Specific skin lesions are seen, usually around the genitalia and most often in prepubertal females, when ova are deposited there ( Fig. 12.137 ). They appear as grouped solid papules, which subsequently become warty and vegetative, resembling condyloma acuminatum ( Fig. 12.138 ). The labia majora are often involved initially. Occasionally, progression to SCC occurs. Periurethral granulomata due to schistosomes may be associated with thrombosis and necrosis, sometimes resulting in fistula formation in the perineum (‘watering can perineum’). In late lesions prominent scarring may occur. More rarely, entrapped ova are seen in other areas of skin, but the means of their migration to those sites is not understood. Extragenital lesions of schistosomiasis have been described in the trunk (mainly periumbilical but also in the axilla, back and inframammary area), face, and proximal lower limbs. Facial lesions may be associated with ocular involvement. Extragenital schistosomiasis, also known as extragenital bilharziasis cutanea tarda, is very rare and its recognition is extremely important as it is usually a sentinel as well as a potential external marker of recurrent visceral disease. Interestingly, it has been noted that this type of disease often occurs in preexisting cutaneous pathology such as squamous papilloma, SCC, scarring, and hidradenitis suppurativa.

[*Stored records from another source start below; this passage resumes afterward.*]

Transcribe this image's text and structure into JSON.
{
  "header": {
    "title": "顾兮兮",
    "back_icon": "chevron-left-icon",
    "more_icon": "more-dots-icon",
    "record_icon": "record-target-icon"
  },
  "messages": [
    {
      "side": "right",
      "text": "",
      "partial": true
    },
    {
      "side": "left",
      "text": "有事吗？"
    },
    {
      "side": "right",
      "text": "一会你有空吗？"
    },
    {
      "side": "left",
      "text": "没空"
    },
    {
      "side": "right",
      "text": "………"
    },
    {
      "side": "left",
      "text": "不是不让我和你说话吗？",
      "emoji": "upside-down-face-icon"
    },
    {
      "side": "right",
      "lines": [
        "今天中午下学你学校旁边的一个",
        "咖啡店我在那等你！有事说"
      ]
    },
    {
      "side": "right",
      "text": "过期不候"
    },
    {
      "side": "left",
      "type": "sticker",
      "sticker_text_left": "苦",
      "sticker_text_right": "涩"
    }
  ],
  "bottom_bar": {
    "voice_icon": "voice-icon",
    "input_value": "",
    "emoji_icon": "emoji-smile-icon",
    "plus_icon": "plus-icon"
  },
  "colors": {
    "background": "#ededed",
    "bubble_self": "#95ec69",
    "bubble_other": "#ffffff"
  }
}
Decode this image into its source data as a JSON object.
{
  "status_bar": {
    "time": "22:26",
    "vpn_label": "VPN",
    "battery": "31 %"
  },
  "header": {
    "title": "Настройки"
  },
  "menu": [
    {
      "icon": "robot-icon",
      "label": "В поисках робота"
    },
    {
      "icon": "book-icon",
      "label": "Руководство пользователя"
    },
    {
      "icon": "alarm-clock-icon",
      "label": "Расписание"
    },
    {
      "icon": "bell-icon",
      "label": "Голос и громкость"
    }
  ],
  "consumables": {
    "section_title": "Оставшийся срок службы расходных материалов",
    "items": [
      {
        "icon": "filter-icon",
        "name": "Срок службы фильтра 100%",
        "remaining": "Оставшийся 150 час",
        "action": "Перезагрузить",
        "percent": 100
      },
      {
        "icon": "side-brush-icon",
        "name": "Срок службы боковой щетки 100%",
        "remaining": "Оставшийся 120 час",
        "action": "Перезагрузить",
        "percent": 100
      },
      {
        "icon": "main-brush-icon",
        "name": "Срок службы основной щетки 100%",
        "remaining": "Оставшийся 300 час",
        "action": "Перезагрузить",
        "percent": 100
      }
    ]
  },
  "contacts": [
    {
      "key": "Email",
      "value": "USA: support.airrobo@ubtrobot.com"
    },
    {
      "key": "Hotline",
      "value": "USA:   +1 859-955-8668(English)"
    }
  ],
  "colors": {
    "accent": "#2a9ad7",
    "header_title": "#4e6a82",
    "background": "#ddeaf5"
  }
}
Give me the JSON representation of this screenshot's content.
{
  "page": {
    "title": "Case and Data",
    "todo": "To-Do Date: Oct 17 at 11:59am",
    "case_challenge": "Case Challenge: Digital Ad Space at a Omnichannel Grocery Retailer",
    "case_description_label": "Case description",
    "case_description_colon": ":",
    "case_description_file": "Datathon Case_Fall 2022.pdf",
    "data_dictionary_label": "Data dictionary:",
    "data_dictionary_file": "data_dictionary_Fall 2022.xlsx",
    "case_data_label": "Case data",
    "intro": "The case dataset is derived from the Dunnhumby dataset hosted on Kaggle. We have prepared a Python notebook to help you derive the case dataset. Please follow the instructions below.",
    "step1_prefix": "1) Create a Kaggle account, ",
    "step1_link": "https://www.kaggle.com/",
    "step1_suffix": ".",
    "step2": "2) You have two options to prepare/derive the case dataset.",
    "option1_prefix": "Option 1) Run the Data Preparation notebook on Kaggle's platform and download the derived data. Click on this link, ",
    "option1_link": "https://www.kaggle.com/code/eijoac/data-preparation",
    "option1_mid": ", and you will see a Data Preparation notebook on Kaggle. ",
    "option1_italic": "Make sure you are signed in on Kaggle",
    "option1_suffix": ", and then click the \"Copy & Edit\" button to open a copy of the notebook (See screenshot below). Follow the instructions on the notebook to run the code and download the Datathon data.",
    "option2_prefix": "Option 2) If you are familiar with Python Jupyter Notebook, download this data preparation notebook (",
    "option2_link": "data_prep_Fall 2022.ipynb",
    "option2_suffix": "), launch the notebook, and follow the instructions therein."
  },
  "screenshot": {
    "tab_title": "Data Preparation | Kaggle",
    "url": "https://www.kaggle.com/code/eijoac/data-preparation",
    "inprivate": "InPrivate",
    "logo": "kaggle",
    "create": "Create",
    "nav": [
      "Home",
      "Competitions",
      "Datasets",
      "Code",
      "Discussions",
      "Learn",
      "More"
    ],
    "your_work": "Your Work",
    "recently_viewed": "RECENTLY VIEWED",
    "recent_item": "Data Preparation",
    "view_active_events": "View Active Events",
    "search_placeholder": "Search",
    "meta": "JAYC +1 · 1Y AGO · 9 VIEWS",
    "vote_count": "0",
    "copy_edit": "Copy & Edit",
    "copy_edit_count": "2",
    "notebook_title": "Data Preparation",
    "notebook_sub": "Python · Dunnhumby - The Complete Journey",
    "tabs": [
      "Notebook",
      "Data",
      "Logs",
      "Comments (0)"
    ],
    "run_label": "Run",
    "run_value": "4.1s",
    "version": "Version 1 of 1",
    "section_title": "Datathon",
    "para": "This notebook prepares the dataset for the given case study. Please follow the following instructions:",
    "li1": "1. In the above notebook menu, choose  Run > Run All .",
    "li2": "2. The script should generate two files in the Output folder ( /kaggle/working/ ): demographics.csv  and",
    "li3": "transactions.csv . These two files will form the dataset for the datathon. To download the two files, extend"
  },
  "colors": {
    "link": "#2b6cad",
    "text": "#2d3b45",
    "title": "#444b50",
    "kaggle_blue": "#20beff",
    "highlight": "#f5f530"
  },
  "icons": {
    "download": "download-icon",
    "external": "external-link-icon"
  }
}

Pathogenesis and histologic features

Part of the life cycle of schistosomes takes place in water snails. After their release from the snails, the cercaria penetrates the skin of humans and migrate as schistosomes to the portal veins where they mature into adult male and female worms. Adult females then migrate to the mesenteric plexus ( S. mansoni and S. japonicum ) or vesical plexus ( Schistosoma haematobium ). Ova are deposited in the venules, and the clinical and pathological sequelae are a direct consequence of the immunological response to their presence.

Eggs are released into the urine or feces where they hatch, releasing miracidia, which enter the snail host. Involvement of the female genital tract is usually due to S. hematobium and occurs as a consequence of worms being transported via anastomoses between the vesical and uterovaginal venous plexuses.

Histologically, adult worms are occasionally seen within the lumina of dilated deep dermal veins and lymphatics ( Fig. 12.139 ). Viable ova may be present with a recognizable miracidial structure ( Fig. 12.140 ). These are usually located within abscesses containing numerous neutrophils and variable numbers of eosinophils. Poorly formed granulomata with Langhans giant cells are also sometimes a feature. S. hematobium is recognized by its terminal spine ( Fig. 12.141 ). S. mansoni has a lateral spine and S. japonicum has no spine. The dead ova typically calcify and provoke a chronic, frequently granulomatous, inflammatory response. The overlying epidermis is usually acanthotic, sometimes to the point of pseudoepitheliomatous hyperplasia and may occasionally contain intraepidermal ova undergoing transepidermal elimination ( Fig. 12.142 ). Smearing crushed biopsies between two glass slides with 0.5% trypan blue in saline helps to highlight the ova. Adult parasites can sometimes be identified in anogenital and extragenital lesions.

Identification of the type of schistosoma can be made by molecular methods.